Data drives the data science team’s exploration and discovery, so the team must be on the constant lookout for bad data, which can lead the team astray or result in erroneous conclusions. In this post, I present several ways to challenge the data the team is provided to ensure that the team is working with accurate information and to generate addition questions that may lead to valuable discoveries.
Questioning the “Facts”
Many organizations rely on what they believe to be facts in their daily operations. Questioning these “facts” may be taboo for the rest of the organization, but they are fair game to the data science team. After all, one of the data science team’s key obligations is to challenge assumptions.
Whenever your data science team encounters a “fact,” it should challenge the claim by asking the following questions:
- Should we believe it?
- What evidence is available to support or refute it?
- How strong is the evidence to support or refute it?
- Does a preponderance of the evidence support or refute it?
When you’re working on the data science team, you’ll see all kinds of well-established “facts.” The source of these “facts” are numerous and varied: intuition, personal experiences, examples, expert opinions, analogies, tradition, whitepapers, and so on. Part of your job as a member of the data science team is to question these “facts,” not reject them outright. As you explore, you may find evidence to support the “fact,” evidence to refute it, a lack of evidence, or a mix of inconclusive evidence. Keep an open mind as you gather and examine the evidence.
Considering Alternate Causes
It’s easy to saythat correlation doesn’t imply causation — just because one event follows another doesn’t mean that the first event caused the second — but distinguishing the difference between correlation and causation is not always easy. Sometimes, it is easy. If you bump your head, and it hurts, you know the pain was caused from bumping your head.
However, sometimes, it is not so easy. For example, when a doctor noticed that many children were developing autism after receiving a vaccination to protect against measles, mumps, and rubella, he and some of his colleagues found it very tempting to suggest a possible cause-effect relationship between the vaccination and autism. Later research disproved any connection. It just so happens that children tend to develop autism about the same time they are scheduled to receive this vaccination.
Whenever your data science team encounters an alleged cause-effect relationship, it should look for the following:
- Whether the cause actually makes sense: Perform a reality check simply by asking whether the alleged cause-effect relationship makes any sense. For example, I know a guy who, for a time, refused to watch his favorite football team play because every time he watched a game his team lost, and every time he didn’t watch it won. Of course, after missing a few games in which his team lost, he realized the cause-effect relationship he had suspected was non-existent.
- Whether the cause is consistent with other effects: If the cause-effect relationship is similar to other cause-effect relationships in the same “family,” there’s a better chance it’s valid. For example, if you know that hot weather makes people buy more ice cream, chances are good that hot weather is probably responsible for a recent spike in popsicle sales.
- Whether the event can be explained by other causes: The team should ask, “What else could have possibly caused what we’re observing?” If other causes are possible, and especially if they’re more probable, your team would be wise to run some tests to identify the most likely cause.

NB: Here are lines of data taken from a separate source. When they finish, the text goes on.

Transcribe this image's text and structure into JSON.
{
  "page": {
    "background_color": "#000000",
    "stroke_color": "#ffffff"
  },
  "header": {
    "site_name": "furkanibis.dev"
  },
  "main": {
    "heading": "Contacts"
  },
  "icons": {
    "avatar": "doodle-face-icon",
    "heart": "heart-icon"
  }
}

Uncovering Misleading Statistics
While true that “numbers don’t lie,” people frequently use numbers, specifically statistics, to lie or mislead. A classic example is in advertisement, where 80 percent of dentists recommend a specific toothpaste. The truth is that in many of these studies, dentists were allowed to choose several brands from a list of options, so other brands may have been just as popular, or even more popular, than the advertised brand.

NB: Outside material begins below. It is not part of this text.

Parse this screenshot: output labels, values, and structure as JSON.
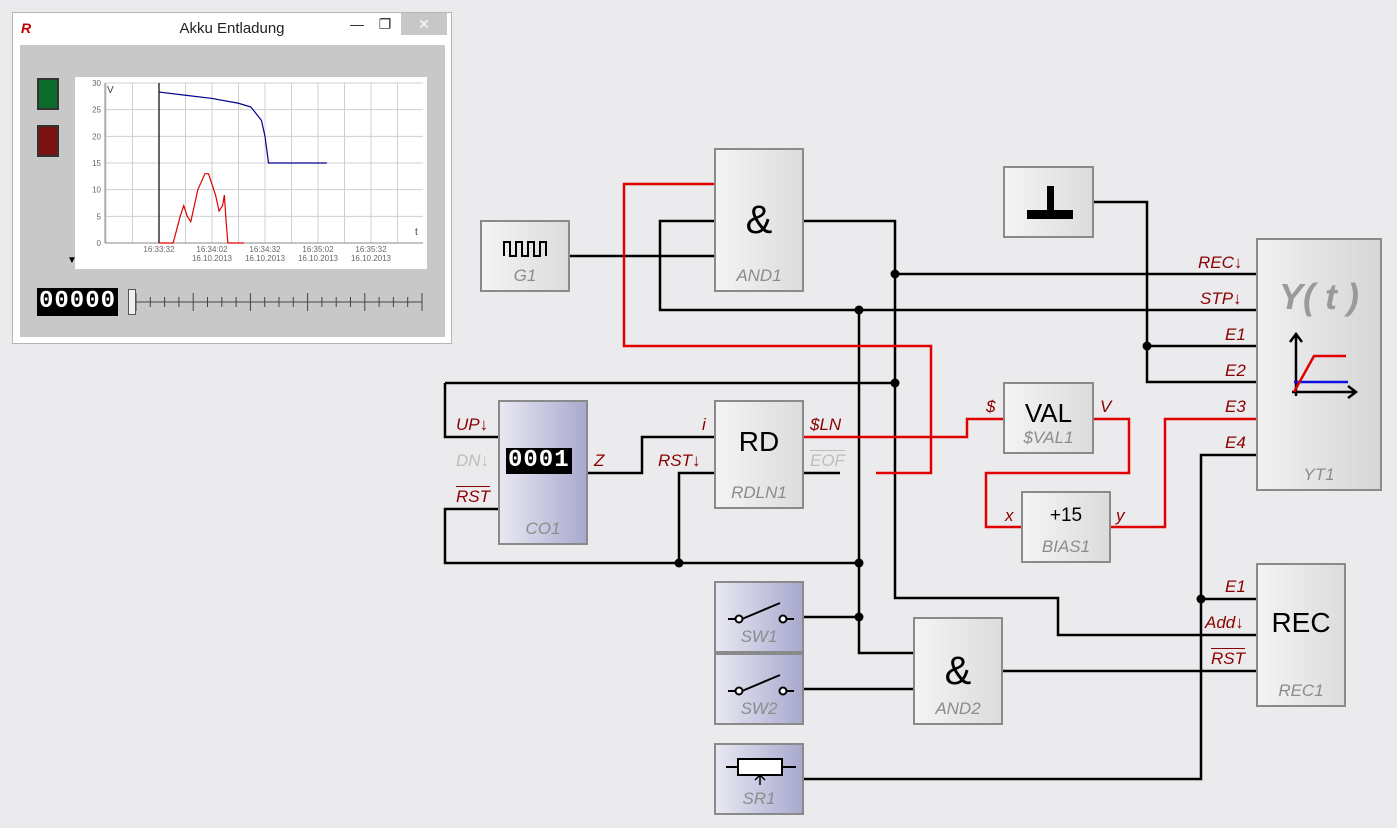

When your team encounters statistics or a claim based on statistics, it needs to dig into those numbers and identify the source of the information and how the numbers were obtained. Don’t accept statistics at face value.
Remember that a data science team can only be as good as the data (evidence) it has. Many teams get caught up in capturing more and more data at the expense of overlooking the data’s quality. Teams need to continuously evaluate the evidence. The techniques described in this post are a great start.
Bottom line, the data science team needs to be skeptical. When presented with a claim or evidence to back up a claim, it needs to challenge it. An old Russian proverb advises “Trust but verify.” I go a step further to recommend that you not trust at all — be suspicious of all claims and evidence that your data science team encounters.